Again focusing on the auroch, the Hecks claimed they could resurrect it through breeding existing bulls and cows displaying traits similar to their undomesticated ancestors. Where Desiderius Papp fled Europe because of the rise of the Nazis, Lutz — a German native — decided to pair with them. (His brother, Hans, was less fortunate: interned in Dachau concentration camp for four years for having married a Jewish woman.) Nevertheless, promises of resurrecting lost and pristine pasts appealed to high-ranking Nazis like Hermann Göring, who became a close friend of Lutz’s, and supported his de-extinction efforts.

Lutz Heck, on the far left, with Hermann Göring, on the far right, pondering a map of the Białowieża Forest, populated with game animals. The horn on the table may be from one of Heck’s own cattle.
Despite Germany’s zoos — where the Hecks conducted their breeding work — being heavily bombed during World War II, they nonetheless announced their success to the world after the conflict’s end. Hans proclaimed he had resurrected aurochs alongside tarpans — the wild ancestors of domesticated horses. By 1949, English-language newspapers were reporting that, “Dr. Heck has succeeded in bring back to life the aurochs,” while Spanish ones relayed that Hans himself had claimed “it will not be long” before the world witnesses “the appearance of dinosaurs, mastodon, and other antediluvian animals of which only fossil skeletons are known today.”
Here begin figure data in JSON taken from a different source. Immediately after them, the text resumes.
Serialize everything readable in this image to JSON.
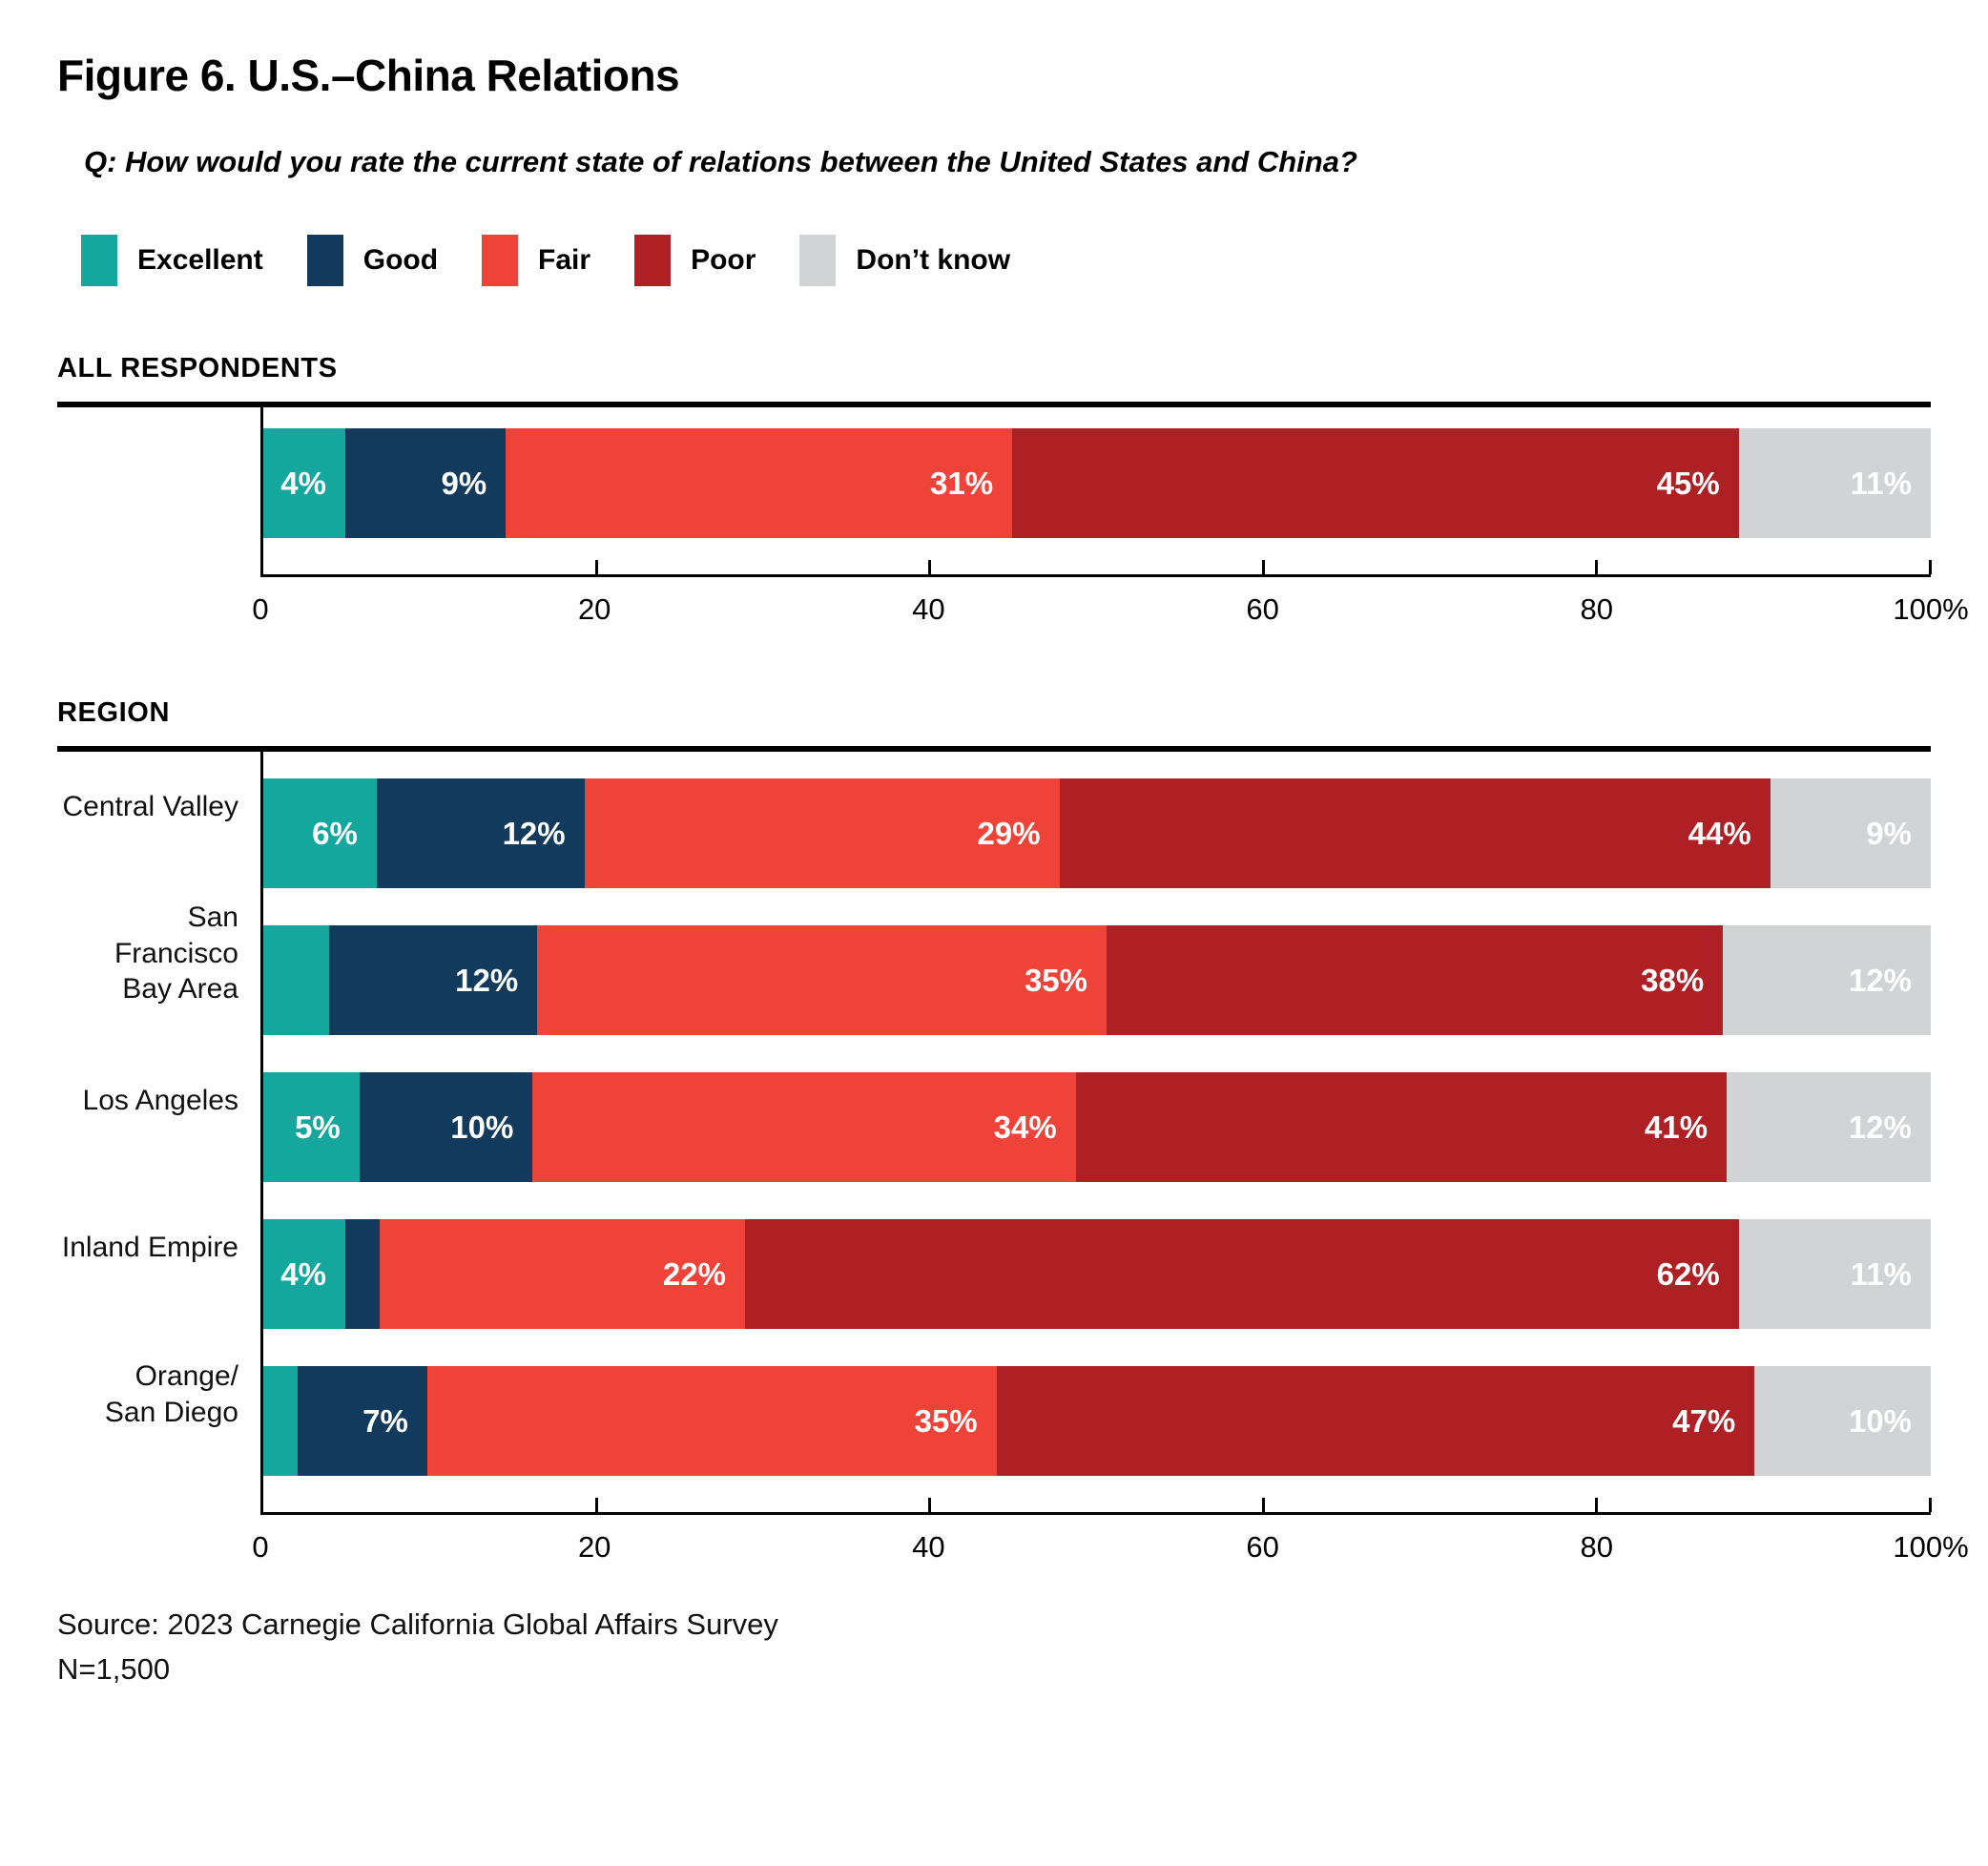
{
  "figure": {
    "title": "Figure 6. U.S.–China Relations",
    "question": "Q: How would you rate the current state of relations between the United States and China?",
    "source_line1": "Source: 2023 Carnegie California Global Affairs Survey",
    "source_line2": "N=1,500"
  },
  "colors": {
    "excellent": "#14A79D",
    "good": "#123A5C",
    "fair": "#EF4238",
    "poor": "#AE2024",
    "dont_know": "#D2D3D4"
  },
  "legend": [
    {
      "label": "Excellent",
      "color_key": "excellent"
    },
    {
      "label": "Good",
      "color_key": "good"
    },
    {
      "label": "Fair",
      "color_key": "fair"
    },
    {
      "label": "Poor",
      "color_key": "poor"
    },
    {
      "label": "Don’t know",
      "color_key": "dont_know"
    }
  ],
  "chart_data": {
    "type": "bar",
    "orientation": "horizontal",
    "stacked": true,
    "unit": "percent",
    "xlim": [
      0,
      100
    ],
    "x_ticks": [
      {
        "value": 0,
        "label": "0"
      },
      {
        "value": 20,
        "label": "20"
      },
      {
        "value": 40,
        "label": "40"
      },
      {
        "value": 60,
        "label": "60"
      },
      {
        "value": 80,
        "label": "80"
      },
      {
        "value": 100,
        "label": "100%"
      }
    ],
    "series_names": [
      "Excellent",
      "Good",
      "Fair",
      "Poor",
      "Don't know"
    ],
    "sections": [
      {
        "heading": "ALL RESPONDENTS",
        "rows": [
          {
            "label": "",
            "label_lines": [],
            "values": [
              4,
              9,
              31,
              45,
              11
            ],
            "value_labels": [
              "4%",
              "9%",
              "31%",
              "45%",
              "11%"
            ]
          }
        ]
      },
      {
        "heading": "REGION",
        "rows": [
          {
            "label": "Central Valley",
            "label_lines": [
              "Central Valley"
            ],
            "values": [
              6,
              12,
              29,
              44,
              9
            ],
            "value_labels": [
              "6%",
              "12%",
              "29%",
              "44%",
              "9%"
            ]
          },
          {
            "label": "San Francisco Bay Area",
            "label_lines": [
              "San Francisco",
              "Bay Area"
            ],
            "values": [
              3,
              12,
              35,
              38,
              12
            ],
            "value_labels": [
              "",
              "12%",
              "35%",
              "38%",
              "12%"
            ]
          },
          {
            "label": "Los Angeles",
            "label_lines": [
              "Los Angeles"
            ],
            "values": [
              5,
              10,
              34,
              41,
              12
            ],
            "value_labels": [
              "5%",
              "10%",
              "34%",
              "41%",
              "12%"
            ]
          },
          {
            "label": "Inland Empire",
            "label_lines": [
              "Inland Empire"
            ],
            "values": [
              4,
              1,
              22,
              62,
              11
            ],
            "value_labels": [
              "4%",
              "",
              "22%",
              "62%",
              "11%"
            ]
          },
          {
            "label": "Orange/San Diego",
            "label_lines": [
              "Orange/",
              "San Diego"
            ],
            "values": [
              1,
              7,
              35,
              47,
              10
            ],
            "value_labels": [
              "",
              "7%",
              "35%",
              "47%",
              "10%"
            ]
          }
        ]
      }
    ]
  }
}
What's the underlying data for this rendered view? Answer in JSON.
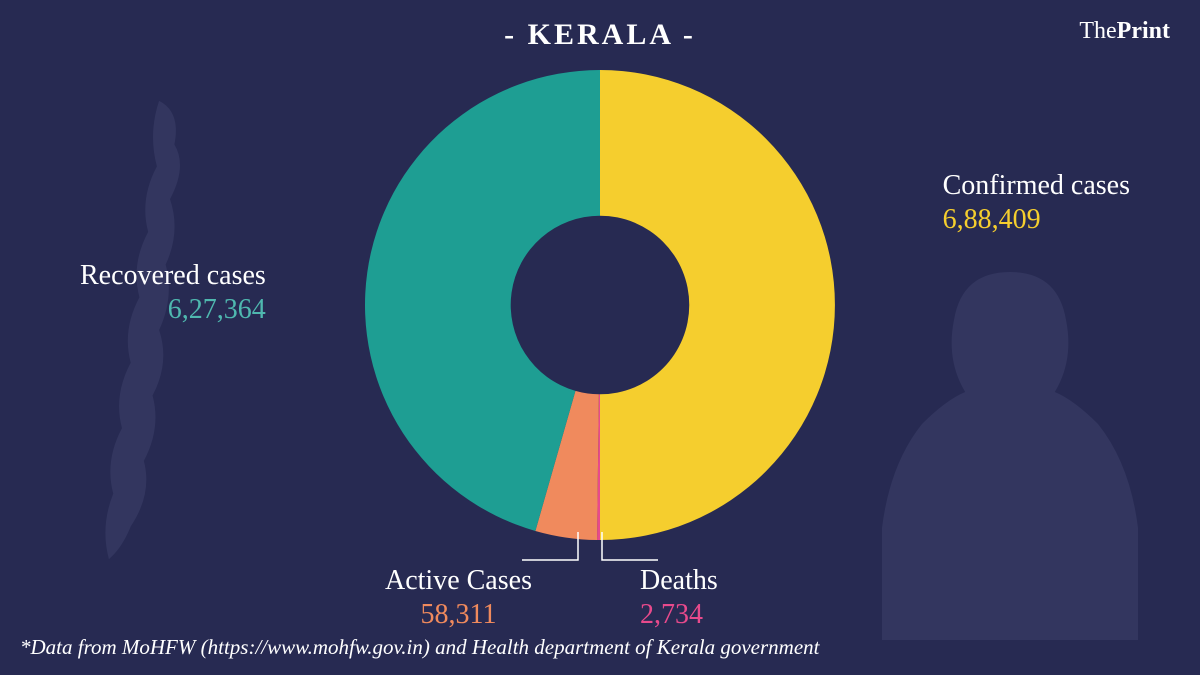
{
  "logo": {
    "part1": "The",
    "part2": "Print"
  },
  "title": "-  KERALA  -",
  "chart": {
    "type": "donut",
    "background_color": "#272a52",
    "inner_radius_ratio": 0.38,
    "slices": [
      {
        "key": "confirmed",
        "label": "Confirmed cases",
        "value_text": "6,88,409",
        "value": 688409,
        "color": "#f5ce2e",
        "value_color": "#f5ce2e"
      },
      {
        "key": "deaths",
        "label": "Deaths",
        "value_text": "2,734",
        "value": 2734,
        "color": "#e84a8c",
        "value_color": "#e84a8c"
      },
      {
        "key": "active",
        "label": "Active Cases",
        "value_text": "58,311",
        "value": 58311,
        "color": "#f08a5d",
        "value_color": "#f08a5d"
      },
      {
        "key": "recovered",
        "label": "Recovered cases",
        "value_text": "6,27,364",
        "value": 627364,
        "color": "#1e9e93",
        "value_color": "#4fb8af"
      }
    ],
    "label_fontsize": 28,
    "title_fontsize": 30,
    "text_color": "#ffffff"
  },
  "footnote": "*Data from MoHFW (https://www.mohfw.gov.in) and Health department of Kerala  government"
}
Of course, the Heck brothers’ selectively-bred specimens were not in fact “resurrected” aurochs or tarpans. Modern biologists consider them just new strains of horse and cattle. Since then, the development of genetic engineering and cloning has led to far more sophisticated attempts, toward the end of the previous century, to bring back charismatic animals like the Tasmanian tiger and the Spanish bucardo. All have, so far, experienced only degrees of success; never the reintroduction of a lost species into the wild.

Report on Heck’s ‘aurochs’ and ‘tarpans’, from The Illustrated London News, 1949.
Debate still rages as to whether de-extinction is even possible in theory. Many insist that any attempt will only produce, at very best, an ersatz replica of lost ways of life. As Britt Wray, who has written extensively on the topic, has explained: “it is difficult to conceive of a situation in which an exact genetic and behavioural replica of a vanished species could ever reappear.” We can create “resemblance,” but the result is ultimately a “new organism.”
A species, after all, is an intricate interplay between genome and environment, so replicating genes is not enough, and resurrecting an entire food chain or ecosystem, from top to bottom, seems unworkable. That said, when we look at how far we’ve come — in our knowledge and mastery of the world — in the few brief centuries since Robert Plot misidentified a Megalosaurus fossil for a giant’s thighbone, perhaps we should never say never. For now, however, extinction is — and will likely remain — forever.